As of September 2011, Leela had 4,295 crs of debt on the balance sheet. The quarterly interest cost has soared to 111 crs which translates into an annual interest outgo of around 444 crs. This excludes any interest that the company might be capitalising on the properties under construction. How does the interest outgo compare with the earnings of the company ? In FY11, the company earned total revenues of 525 crs and operating earnings (EBITDA) of 154 crs. Thus, the interest outgo itself is 3 times the annual operating earnings of the company and just a shade higher than the total revenues. Fair point that some of the properties will start contributing now and the earnings will increase but still the overall picture is pretty ugly.

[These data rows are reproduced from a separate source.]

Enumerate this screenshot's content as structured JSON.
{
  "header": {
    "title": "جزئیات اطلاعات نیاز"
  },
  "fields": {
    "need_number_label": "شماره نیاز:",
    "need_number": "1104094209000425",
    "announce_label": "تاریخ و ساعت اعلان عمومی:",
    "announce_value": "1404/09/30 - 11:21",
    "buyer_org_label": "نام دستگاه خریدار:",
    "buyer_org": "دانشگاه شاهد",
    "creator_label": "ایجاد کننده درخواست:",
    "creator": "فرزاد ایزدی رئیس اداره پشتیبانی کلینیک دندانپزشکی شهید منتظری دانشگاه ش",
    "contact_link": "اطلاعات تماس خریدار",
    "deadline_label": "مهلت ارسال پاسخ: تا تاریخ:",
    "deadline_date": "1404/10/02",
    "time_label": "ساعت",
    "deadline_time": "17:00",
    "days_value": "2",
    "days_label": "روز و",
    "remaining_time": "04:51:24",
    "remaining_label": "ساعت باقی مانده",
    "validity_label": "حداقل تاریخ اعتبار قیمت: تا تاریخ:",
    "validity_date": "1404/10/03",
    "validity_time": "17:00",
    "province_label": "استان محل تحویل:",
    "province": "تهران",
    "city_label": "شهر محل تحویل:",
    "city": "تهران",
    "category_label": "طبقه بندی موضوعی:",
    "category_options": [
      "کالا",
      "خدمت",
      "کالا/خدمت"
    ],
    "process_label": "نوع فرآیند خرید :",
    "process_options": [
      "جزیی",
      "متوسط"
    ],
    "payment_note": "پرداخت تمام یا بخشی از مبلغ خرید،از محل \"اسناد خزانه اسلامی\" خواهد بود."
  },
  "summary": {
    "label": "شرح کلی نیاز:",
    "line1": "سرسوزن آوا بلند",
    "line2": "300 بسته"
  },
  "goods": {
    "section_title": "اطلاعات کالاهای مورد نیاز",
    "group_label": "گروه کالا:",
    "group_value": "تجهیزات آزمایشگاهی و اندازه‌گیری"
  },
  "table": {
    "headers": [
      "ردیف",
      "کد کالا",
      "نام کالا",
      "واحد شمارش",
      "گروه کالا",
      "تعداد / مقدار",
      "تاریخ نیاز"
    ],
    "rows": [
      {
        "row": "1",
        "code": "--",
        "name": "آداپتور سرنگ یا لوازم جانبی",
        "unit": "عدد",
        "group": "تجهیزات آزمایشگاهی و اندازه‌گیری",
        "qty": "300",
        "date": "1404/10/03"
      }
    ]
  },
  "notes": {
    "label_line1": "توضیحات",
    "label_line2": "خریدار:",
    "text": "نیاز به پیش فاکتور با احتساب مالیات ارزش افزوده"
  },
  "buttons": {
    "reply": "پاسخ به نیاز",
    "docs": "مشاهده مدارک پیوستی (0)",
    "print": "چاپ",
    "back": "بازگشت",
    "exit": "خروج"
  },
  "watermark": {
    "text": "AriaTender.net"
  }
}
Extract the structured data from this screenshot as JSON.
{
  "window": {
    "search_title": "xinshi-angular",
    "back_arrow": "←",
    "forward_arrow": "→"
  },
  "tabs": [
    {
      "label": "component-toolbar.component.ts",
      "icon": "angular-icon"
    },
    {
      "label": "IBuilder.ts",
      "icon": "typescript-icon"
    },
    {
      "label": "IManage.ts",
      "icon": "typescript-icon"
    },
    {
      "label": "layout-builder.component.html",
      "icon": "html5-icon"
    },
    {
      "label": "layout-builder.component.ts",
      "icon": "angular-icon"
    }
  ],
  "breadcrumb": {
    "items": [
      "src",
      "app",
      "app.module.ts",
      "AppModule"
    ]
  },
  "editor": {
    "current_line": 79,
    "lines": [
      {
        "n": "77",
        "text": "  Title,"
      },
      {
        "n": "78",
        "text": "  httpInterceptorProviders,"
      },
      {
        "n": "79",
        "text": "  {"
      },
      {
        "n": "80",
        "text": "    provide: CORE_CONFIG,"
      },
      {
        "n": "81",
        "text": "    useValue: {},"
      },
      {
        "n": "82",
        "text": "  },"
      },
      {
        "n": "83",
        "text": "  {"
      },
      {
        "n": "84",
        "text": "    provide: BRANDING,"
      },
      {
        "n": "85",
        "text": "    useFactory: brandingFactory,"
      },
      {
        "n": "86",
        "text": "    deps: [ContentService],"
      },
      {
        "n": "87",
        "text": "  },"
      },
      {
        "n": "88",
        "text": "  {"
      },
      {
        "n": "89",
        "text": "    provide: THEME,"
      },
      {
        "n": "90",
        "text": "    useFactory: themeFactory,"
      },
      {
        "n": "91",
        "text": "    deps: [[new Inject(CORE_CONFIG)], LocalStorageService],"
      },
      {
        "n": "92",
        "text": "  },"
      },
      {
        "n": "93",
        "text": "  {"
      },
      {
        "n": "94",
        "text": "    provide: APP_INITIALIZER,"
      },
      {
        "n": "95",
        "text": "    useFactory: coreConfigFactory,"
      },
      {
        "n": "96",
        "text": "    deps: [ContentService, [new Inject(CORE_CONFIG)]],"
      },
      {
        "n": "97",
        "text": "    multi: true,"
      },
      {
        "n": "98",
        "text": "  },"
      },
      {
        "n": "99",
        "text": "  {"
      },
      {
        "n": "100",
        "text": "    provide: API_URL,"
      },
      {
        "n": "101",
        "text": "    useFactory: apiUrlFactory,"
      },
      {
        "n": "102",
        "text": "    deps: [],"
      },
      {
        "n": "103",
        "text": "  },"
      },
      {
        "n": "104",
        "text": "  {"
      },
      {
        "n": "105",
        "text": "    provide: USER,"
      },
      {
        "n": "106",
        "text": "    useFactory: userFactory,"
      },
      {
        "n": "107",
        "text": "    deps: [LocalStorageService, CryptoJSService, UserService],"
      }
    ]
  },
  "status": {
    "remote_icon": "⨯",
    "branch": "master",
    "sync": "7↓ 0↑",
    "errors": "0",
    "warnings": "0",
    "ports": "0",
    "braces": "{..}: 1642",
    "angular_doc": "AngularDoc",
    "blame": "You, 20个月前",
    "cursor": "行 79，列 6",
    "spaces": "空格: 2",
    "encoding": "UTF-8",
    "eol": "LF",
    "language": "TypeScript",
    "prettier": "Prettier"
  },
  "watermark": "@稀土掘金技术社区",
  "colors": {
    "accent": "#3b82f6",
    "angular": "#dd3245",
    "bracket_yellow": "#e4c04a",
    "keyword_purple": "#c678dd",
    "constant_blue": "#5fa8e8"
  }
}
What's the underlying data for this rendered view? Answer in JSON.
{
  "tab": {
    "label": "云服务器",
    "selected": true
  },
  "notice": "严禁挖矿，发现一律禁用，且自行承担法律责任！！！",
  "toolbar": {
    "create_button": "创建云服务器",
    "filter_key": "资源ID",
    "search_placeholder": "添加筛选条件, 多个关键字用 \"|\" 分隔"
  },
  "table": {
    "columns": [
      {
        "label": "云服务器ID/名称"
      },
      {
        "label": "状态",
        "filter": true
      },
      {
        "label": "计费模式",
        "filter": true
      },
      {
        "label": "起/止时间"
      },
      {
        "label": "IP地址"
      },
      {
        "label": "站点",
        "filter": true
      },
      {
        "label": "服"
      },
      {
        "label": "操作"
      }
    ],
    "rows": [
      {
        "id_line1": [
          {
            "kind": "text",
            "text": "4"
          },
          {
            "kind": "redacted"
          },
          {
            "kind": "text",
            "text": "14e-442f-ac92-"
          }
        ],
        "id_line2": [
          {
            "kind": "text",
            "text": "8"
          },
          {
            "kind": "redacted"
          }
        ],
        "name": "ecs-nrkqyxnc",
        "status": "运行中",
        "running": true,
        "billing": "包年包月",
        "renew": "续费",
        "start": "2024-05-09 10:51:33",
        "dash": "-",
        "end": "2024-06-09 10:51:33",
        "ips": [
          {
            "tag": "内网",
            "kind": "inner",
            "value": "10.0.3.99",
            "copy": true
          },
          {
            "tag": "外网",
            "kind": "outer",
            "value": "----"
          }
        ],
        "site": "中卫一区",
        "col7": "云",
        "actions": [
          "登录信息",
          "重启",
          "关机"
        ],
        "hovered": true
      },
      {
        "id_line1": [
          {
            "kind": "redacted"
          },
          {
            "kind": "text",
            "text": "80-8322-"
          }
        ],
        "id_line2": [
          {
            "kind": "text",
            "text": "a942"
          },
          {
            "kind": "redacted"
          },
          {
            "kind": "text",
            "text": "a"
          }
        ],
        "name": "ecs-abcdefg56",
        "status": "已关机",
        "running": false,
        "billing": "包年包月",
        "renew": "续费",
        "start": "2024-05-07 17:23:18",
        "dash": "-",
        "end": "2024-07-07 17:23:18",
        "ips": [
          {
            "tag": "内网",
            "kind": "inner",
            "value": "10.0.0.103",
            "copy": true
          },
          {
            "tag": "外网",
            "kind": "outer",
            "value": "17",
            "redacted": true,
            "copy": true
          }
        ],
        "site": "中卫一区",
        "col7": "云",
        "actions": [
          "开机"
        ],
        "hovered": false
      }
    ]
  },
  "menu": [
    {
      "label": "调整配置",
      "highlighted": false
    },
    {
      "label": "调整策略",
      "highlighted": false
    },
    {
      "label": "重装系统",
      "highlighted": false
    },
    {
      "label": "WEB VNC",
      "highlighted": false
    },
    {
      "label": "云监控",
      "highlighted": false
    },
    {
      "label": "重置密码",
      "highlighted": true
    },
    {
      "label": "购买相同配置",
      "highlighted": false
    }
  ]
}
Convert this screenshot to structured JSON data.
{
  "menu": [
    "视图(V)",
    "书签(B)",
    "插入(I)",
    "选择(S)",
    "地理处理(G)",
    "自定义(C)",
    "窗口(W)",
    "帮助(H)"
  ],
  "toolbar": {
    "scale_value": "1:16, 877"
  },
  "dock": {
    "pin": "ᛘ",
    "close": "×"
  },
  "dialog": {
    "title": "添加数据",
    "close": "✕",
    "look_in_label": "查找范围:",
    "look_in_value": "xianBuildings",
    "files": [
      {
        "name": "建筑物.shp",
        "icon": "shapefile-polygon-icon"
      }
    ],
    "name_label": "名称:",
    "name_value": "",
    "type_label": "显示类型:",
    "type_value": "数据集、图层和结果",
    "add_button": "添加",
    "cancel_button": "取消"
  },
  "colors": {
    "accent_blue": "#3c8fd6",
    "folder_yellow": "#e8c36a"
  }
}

To tide over the crisis, the company has plans to sell some commercial properties and vacant land in Chennai and elsewhere. Recently the company sold the property at Kovalam ( The Leela, Kovalam) for 500 crs. Still, a lot more needs to be done to repair the balance sheet.
To the already precipitous situation of the company, add the information that ITC Limited is sitting pretty with 13.39% position in Hotel Leelaventures and has hoards of cash to swoop in more shares from the market if needed. The recent take over code comes in handy to raise the stake up to 26% without making an open offer.
The promoters of Leela know that the situation is precarious and with lower stock price , the job of the predatory activist investor becomes easier. Keeping this in mind, they have been buying from the open market and have increased their stake from 54.6% in Dec 2011 to 56.57% in Dec 2012.
The CDR process might be a double edged sword for Leela. Though on one hand, it will provide relief on the interest payment and moratorium on the repayment of debt but on the other hand, conversion of bank debt into equity (standard clause in a CDR process) might humongously increase the number of shares outstanding. The debt is huge and even if a slice of debt is converted to equity, it will lead to a huge dilution and subsequently the dominant shareholding of the promoters would be compromised.
Let's check that with an illustration. Right now, the company has 38.78 cr shares outstanding and the promoters own roughly 22 cr shares (56.5%). Assuming that only 1000 crs of debt (out of 4,295 crs) is converted into equity at the current price of Rs 38. This will lead to an issuance of additional 26.3 cr shares. Thus the total number of shares would become 65.03 crs while the promoters will continue to hold only 22 cr shares which would be only 33% of the outstanding equity. This lower holding might make the promoters vulnerable and put the company in play.
Overall a very interesting combination of a marquee company in a debt trap, premium properties with high liquidation values and a predator lurking in the shadows.
Leela will need a whole lot of kind and generous bankers to check out of this mess ! Amen.